Rising home values ​​are making people feel more secure about the future, and households believe the worst of the pandemic is over.

“Now people say, ‘OK, it’s time to spend and spending makes me feel good,'” he said.

Shoppers have also adapted to supply chain problems and panic buying that has caused shortages.

Although toilet paper is back on the shelves, there is now a global shortage of wooden pallets.

Tanya Barden, chair of the Australian Food and Grocery Council, said pallet shortages are affecting local producers, who are sometimes prevented from shipping finished stocks.

“The best approach for consumers is to get an early start on Christmas shopping,” he said.

The current frenzy comes a few weeks after “Singles Day” or “11/11”, a big day in the Chinese shopping calendar on November 11.

“All these ‘days’ are produced of course,” said Dr Hughes.
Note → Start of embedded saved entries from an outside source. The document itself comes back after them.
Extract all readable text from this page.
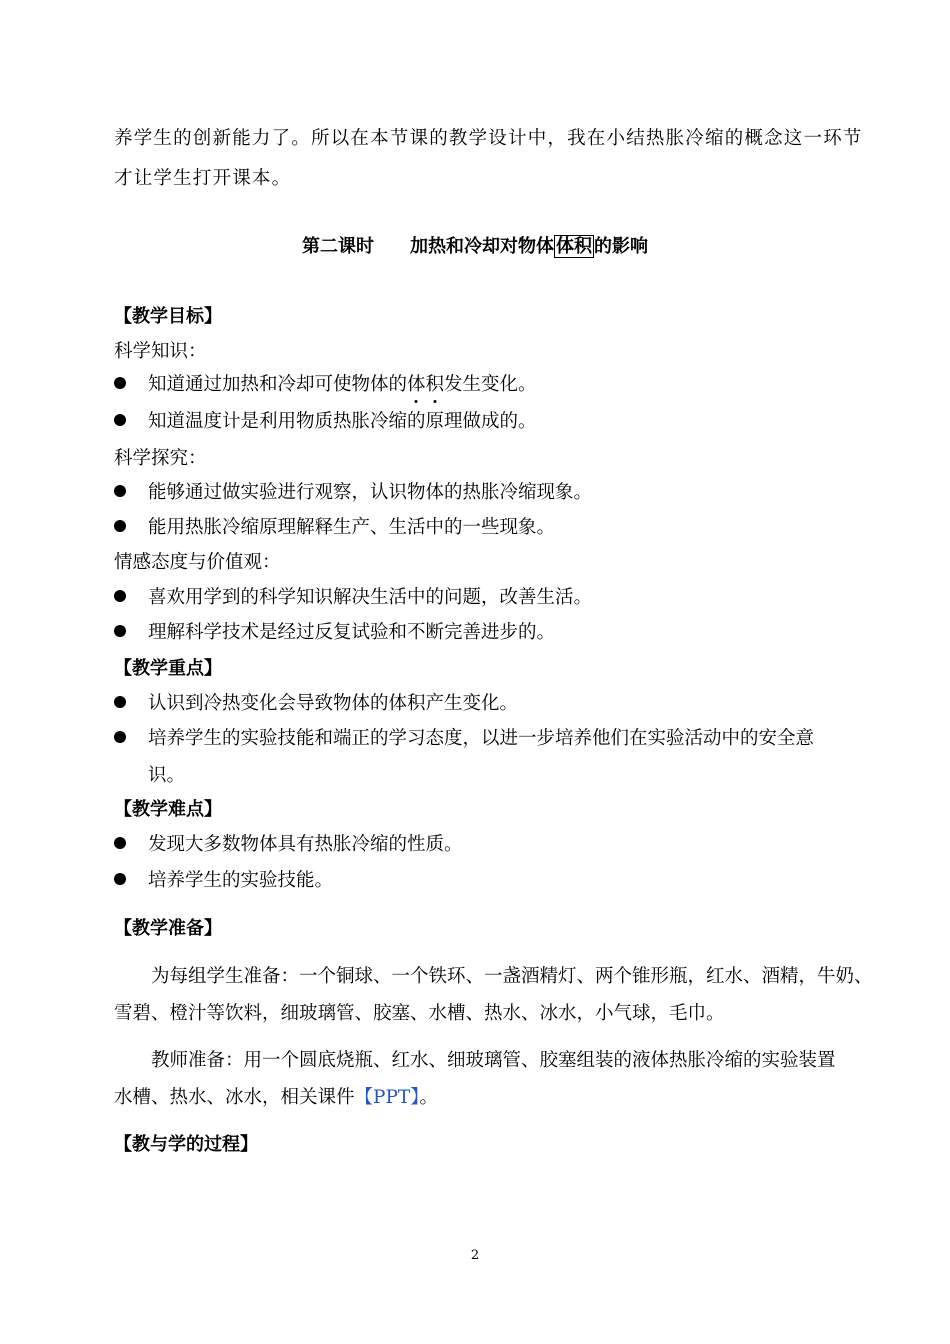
养学生的创新能力了。所以在本节课的教学设计中，我在小结热胀冷缩的概念这一环节
才让学生打开课本。
第二课时 加热和冷却对物体 体积 的影响
【教学目标】
科学知识：
知道通过加热和冷却可使物体的体积发生变化。
知道温度计是利用物质热胀冷缩的原理做成的。
科学探究：
能够通过做实验进行观察，认识物体的热胀冷缩现象。
能用热胀冷缩原理解释生产、生活中的一些现象。
情感态度与价值观：
喜欢用学到的科学知识解决生活中的问题，改善生活。
理解科学技术是经过反复试验和不断完善进步的。
【教学重点】
认识到冷热变化会导致物体的体积产生变化。
培养学生的实验技能和端正的学习态度，以进一步培养他们在实验活动中的安全意
识。
【教学难点】
发现大多数物体具有热胀冷缩的性质。
培养学生的实验技能。
【教学准备】
为每组学生准备：一个铜球、一个铁环、一盏酒精灯、两个锥形瓶，红水、酒精，牛奶、
雪碧、橙汁等饮料，细玻璃管、胶塞、水槽、热水、冰水，小气球，毛巾。
教师准备：用一个圆底烧瓶、红水、细玻璃管、胶塞组装的液体热胀冷缩的实验装置
水槽、热水、冰水，相关课件【PPT】。
【教与学的过程】
2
“Our fear is not of missing out, our fear is that if we don’t get the right thing, it makes people sad and it leads to an ‘arms race’ – spending more each year on making people happy.”

Dr Denniss said people didn’t act like that 20 years ago.

“We’re the first people in human history to behave like this – our parents didn’t behave that way, our grandparents didn’t live like that,” he said.

“To tell ourselves this is inevitable and normal is to ignore how a large portion of the world’s population currently lives.”